If sweets were approached with you in this way as a child, it’s likely that you might have unresolved issues around desserts that might be beneficial to work through. And that is okay!
Many of us have food issues that stem from childhood. Your own history with sweets in your upbringing can influence how you relate to your kids around sweets.
The most important thing is to recognize it and to understand that these are not things that have to be passed down to your own children.
Simply having awareness of this can help you create new patterns and behaviors with your own kids.
Just remember that you can still work through resolving your past with food while supporting peace with food for your kiddos.
And don’t forget: you deserve to eat and enjoy sweets and desserts NO. MATTER. WHAT. You don’t have to earn your desserts. Believing this for yourself will help you live this out for your kids.
Should teachers give candy to students as a reward?
Lastly, I wanted to quickly address some of the common scenarios your kids might encounter where sweets are given as rewards.
I see this most commonly in the media, in classroom settings and with other well-meaning relatives (AKA - Grandparents).

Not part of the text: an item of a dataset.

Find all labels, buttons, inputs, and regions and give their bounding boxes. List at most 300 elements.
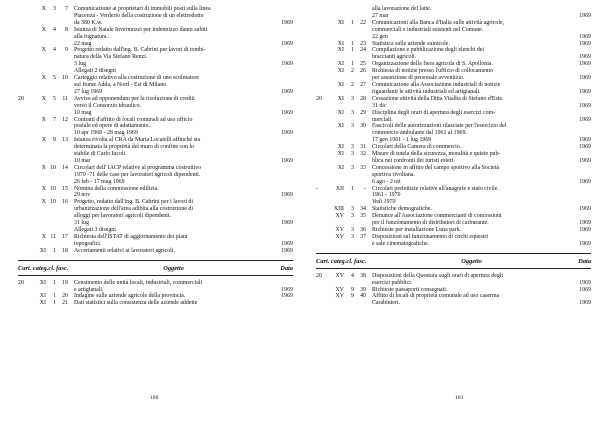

If you’re working hard on keeping sweets neutral for your kids but are encountering other adults approaching this differently, don’t be alarmed.
The greatest impact on how your child learns and feels about food will primarily come from home.
If your kids are coming home with outside messages that sweets have to be earned, you can gently reinforce that they are deserving to eat no matter what.
Remind your children that they don’t have to do anything to enjoy their sweets and desserts and that those foods will always be available for them.
This stance on your part will speak louder to them than any outside messages they may be encountering about this. Diet culture is LOUD, and they will undoubtedly hear that they have to “earn” their food, in some shape or form.
But your actions and words will speak truth even LOUDER to them, and that is all the reassurance they will need.
If your kids spend a lot of outside time with other caregivers who tend to reinforce this message, you might consider having a conversation with these individuals to let them know where you stand.
Try an educational versus confrontational approach.
For example, you might share, “At home, we’re working really hard to help [child’s name] feel relaxed and comfortable eating all foods. We want her to know that she doesn’t have to earn her food and that she’s able to enjoy a variety of foods.
To do this, we’re using non-food rewards for her behavior, like stickers, puzzles, etc. Can you help us do the same thing when she’s with you? We can share some of these non-food rewards, if that would be helpful!”
I’ve had similar conversations with some of my kids’ teachers. Of course, things like popsicle parties or popcorn parties are not inherently a “bad” thing.
What can be more tricky is the way a teacher might talk about it or approach the subject. In general, I’ve found that teachers do an amazing job rewarding and recognizing academic achievement and good behavior with non-food awards.
This can be highly effective with kids.
Again, if your child is picking up messages from school that sweets have to be earned, you can counter this message with what you do at home.
Overall, know that what you do with your child matters, and how you talk with your kids about food can make a difference in how they grow up to feel about food and their bodies.
Stay connected with the big picture goals with feeding your kids to help you stay motivated through difficult situations.
The work you’re doing today will be the foundation for helping your child develop a healthy and positive relationship with food.